Former President Mwai Kibaki formally awarding Technical University of Kenya (TUK) its Mace, symbolizing the charter. Photo courtesy of

Former President Mwai Kibaki formally awarding Technical University of Kenya (TUK) its Mace, symbolizing the charter. Photo courtesy of

A decision by Technical University of Kenya (TUK) engineering students alumni to sue the institution for their inability to be registered by the Engineering Board of Kenya (EBK) has triggered the suspension of the engineering courses in the university. Without EBK registration, an engineer will struggle to find good jobs and even start own practice because the license is a core determinant of the ability to delivery.

In an article published in Business Daily TUK, formerly the Kenya Polytechnic, is said to have frozen admission of fresh learners and teaching of continuing students in the faculty of Engineering Sciences and Technology after EBK listed it among institutions that are not certified to offer the courses.

The affected programmes are undergraduate degree courses in four engineering fields namely civil, mechanical, electrical and chemical.

EBK, established by the Engineers Act (2011) – has powers to approve and accredit engineering programmes at tertiary institutions. It also licenses all engineering graduates to practice the trade in Kenya.

In the suit, about to be filed and seen by Kenya Monitor, the 54 students want their case heard soonest because

“The ends of justice demand that the Petition be heard during the current High Court Vacation to enable the Applicants seek appropriate remedies from this court, as the  Petitioners   are in danger of being rendered unemployed for the rest of their lives.”

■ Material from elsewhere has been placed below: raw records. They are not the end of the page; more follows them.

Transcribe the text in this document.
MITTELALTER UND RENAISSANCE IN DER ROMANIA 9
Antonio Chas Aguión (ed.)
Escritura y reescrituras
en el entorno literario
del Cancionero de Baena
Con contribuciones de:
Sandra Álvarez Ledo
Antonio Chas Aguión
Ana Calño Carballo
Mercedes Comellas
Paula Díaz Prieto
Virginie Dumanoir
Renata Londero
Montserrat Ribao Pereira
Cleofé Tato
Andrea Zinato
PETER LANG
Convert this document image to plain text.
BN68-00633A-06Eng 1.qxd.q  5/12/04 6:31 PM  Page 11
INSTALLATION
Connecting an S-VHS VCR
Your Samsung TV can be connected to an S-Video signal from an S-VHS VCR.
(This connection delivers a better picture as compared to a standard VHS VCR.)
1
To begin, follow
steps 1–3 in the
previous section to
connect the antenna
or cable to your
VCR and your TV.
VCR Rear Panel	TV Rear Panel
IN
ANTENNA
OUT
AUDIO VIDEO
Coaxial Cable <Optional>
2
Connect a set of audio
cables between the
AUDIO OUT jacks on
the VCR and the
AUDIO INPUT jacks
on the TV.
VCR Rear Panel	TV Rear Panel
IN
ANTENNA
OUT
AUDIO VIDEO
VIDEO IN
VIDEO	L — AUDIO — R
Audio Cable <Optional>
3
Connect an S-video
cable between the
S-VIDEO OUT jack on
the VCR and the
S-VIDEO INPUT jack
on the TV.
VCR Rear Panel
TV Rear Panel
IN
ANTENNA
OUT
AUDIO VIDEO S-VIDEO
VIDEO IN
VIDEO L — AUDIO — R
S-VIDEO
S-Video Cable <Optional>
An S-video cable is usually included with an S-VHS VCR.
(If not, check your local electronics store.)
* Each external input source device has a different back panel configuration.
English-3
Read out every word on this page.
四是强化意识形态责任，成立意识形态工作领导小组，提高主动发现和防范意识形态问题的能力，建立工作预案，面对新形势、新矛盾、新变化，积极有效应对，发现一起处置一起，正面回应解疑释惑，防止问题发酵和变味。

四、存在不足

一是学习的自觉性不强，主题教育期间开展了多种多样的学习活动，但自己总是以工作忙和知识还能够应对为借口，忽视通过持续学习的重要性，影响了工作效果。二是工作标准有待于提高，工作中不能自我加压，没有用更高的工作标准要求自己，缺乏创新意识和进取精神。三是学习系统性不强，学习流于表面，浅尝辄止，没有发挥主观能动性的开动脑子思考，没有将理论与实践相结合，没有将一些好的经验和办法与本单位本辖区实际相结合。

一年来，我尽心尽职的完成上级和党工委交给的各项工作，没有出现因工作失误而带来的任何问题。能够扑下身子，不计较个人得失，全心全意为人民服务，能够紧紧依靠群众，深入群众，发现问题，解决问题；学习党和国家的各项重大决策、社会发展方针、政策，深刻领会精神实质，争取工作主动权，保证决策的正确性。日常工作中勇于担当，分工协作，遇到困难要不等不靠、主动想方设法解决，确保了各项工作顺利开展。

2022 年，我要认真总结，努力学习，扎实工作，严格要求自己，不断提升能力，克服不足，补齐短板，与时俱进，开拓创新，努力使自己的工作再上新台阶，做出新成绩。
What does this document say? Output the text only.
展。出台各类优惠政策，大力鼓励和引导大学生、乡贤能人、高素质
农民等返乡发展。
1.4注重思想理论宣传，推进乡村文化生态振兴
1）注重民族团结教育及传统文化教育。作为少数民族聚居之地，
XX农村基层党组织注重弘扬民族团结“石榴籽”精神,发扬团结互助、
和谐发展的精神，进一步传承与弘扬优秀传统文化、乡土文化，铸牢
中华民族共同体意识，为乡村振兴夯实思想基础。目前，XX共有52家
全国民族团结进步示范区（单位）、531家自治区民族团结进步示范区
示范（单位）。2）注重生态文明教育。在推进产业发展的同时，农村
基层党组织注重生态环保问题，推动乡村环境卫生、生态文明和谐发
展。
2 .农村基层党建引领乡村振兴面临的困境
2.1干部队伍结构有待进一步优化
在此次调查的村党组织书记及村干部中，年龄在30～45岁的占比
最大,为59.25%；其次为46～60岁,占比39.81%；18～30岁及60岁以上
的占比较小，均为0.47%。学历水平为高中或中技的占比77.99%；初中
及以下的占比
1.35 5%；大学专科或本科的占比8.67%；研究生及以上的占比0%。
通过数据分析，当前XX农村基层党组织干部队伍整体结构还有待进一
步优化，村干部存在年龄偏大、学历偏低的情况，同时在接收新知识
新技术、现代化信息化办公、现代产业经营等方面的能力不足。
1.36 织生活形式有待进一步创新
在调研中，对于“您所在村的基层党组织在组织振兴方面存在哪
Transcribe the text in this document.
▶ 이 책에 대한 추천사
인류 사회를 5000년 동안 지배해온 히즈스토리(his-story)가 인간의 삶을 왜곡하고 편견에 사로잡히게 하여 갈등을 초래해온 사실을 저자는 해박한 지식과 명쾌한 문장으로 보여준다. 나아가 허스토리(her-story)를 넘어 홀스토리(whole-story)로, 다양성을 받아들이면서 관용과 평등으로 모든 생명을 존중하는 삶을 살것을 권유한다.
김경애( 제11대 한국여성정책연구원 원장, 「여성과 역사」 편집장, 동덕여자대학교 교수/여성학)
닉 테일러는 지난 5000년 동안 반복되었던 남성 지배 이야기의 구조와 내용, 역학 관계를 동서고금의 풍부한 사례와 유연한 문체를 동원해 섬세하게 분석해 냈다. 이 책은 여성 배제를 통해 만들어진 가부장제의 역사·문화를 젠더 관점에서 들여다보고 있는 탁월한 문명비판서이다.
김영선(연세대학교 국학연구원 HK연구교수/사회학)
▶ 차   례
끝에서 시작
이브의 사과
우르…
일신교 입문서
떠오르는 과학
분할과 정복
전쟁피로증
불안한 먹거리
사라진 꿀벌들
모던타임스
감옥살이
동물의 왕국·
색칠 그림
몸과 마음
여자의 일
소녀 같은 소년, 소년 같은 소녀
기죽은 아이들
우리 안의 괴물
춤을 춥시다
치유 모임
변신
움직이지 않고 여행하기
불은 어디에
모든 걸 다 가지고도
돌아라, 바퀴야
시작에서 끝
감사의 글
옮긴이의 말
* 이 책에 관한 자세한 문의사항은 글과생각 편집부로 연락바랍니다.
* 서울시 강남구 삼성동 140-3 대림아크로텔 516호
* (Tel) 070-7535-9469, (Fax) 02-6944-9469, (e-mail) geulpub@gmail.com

The respondents to the case are the Attorney General of Kenya, Technical University of Kenya, The University of Nairobi, The Commission for University Education, Engineers Board of Kenya and the Ministry of Education, Science and Technology. 

The students were admitted to pursue the degree of engineering at the University of Nairobi, in the year 2009. They were then were posted to the Kenya Polytechnic as a constituent college of the University of Nairobi, to undertake their classes, and pursue their degree course. In the suit, they argue that

“The Kenya Polytechnic University College was then chartered into a fully-fledged university whereby, without proper transition process, it absorbed the Petitioners into their university.” 

The students thereby graduated with their respective degrees in engineering from TUK. However it is the refusal to be registered by EBK that has forced them to sue the respondents to ensure they are registered at able to make a living from their academic qualifications.

In the suit, they argue that

“On 18th December, 2013 the Petitioners, contrary to their legitimate expectation of being awarded degrees by the University of Nairobi, were awarded degrees in Bachelors of Engineering Electrical and Electronic Engineering by the Technical University of Kenya.

The petitioners approached the Engineers Board of Kenya in order to register with them as a graduate engineers but they were turned away at the reception where they were told that the Engineers Board of Kenya Doesn’t recognize degrees certificates from Technical University of Kenya as the Technical University of Kenya is not recognized neither is it accredited to offer engineering courses in Kenya.”

They further add that during the course of the studies, they fully enjoyed the services of the University of Nairobi including the Lecturers, the Library, the UNES Bookshop and any other service that was deemed appropriate. The syllabus undertaken was approved by the University of Nairobi Sebatem, with all exams taken being approved by the same senate. They note that any graduation ceremony conducted in the years between 2009 and 2013 were official congregations of the University of Nairobi with Prof. Maghoha, the Vice Chancellor of University of Nairobi, presiding over the ceremonies.

This suit is further guided by a similar suit filed by Mombasa Polytechnic engineering alumni students who won their case and were registered by the Board. 

They therefore say that rights for equal protection and equal benefit of the law under Article 27(1) of the Constitution was infringed. In addition, the refusal to be licensed by EBK is contrary to Article 47(1) of the Constitution more specifically, they say that it lacked in fair administrative process that equity, non-discrimination and equality. In addition, having denied them an opportunity to access employment as engineers contrary section to 5(2)(3) of the Employment Act as well as contrary to Article 55 (c) of the Constitution.

Their final plea is that the court orders the University of Nairobi to graduate the students and issue them with fresh degree certificates Bachelors of Science Electrical and electronics Engineers. This is what they will present to EBK to ensure they are registered, licensed and earn a decent living.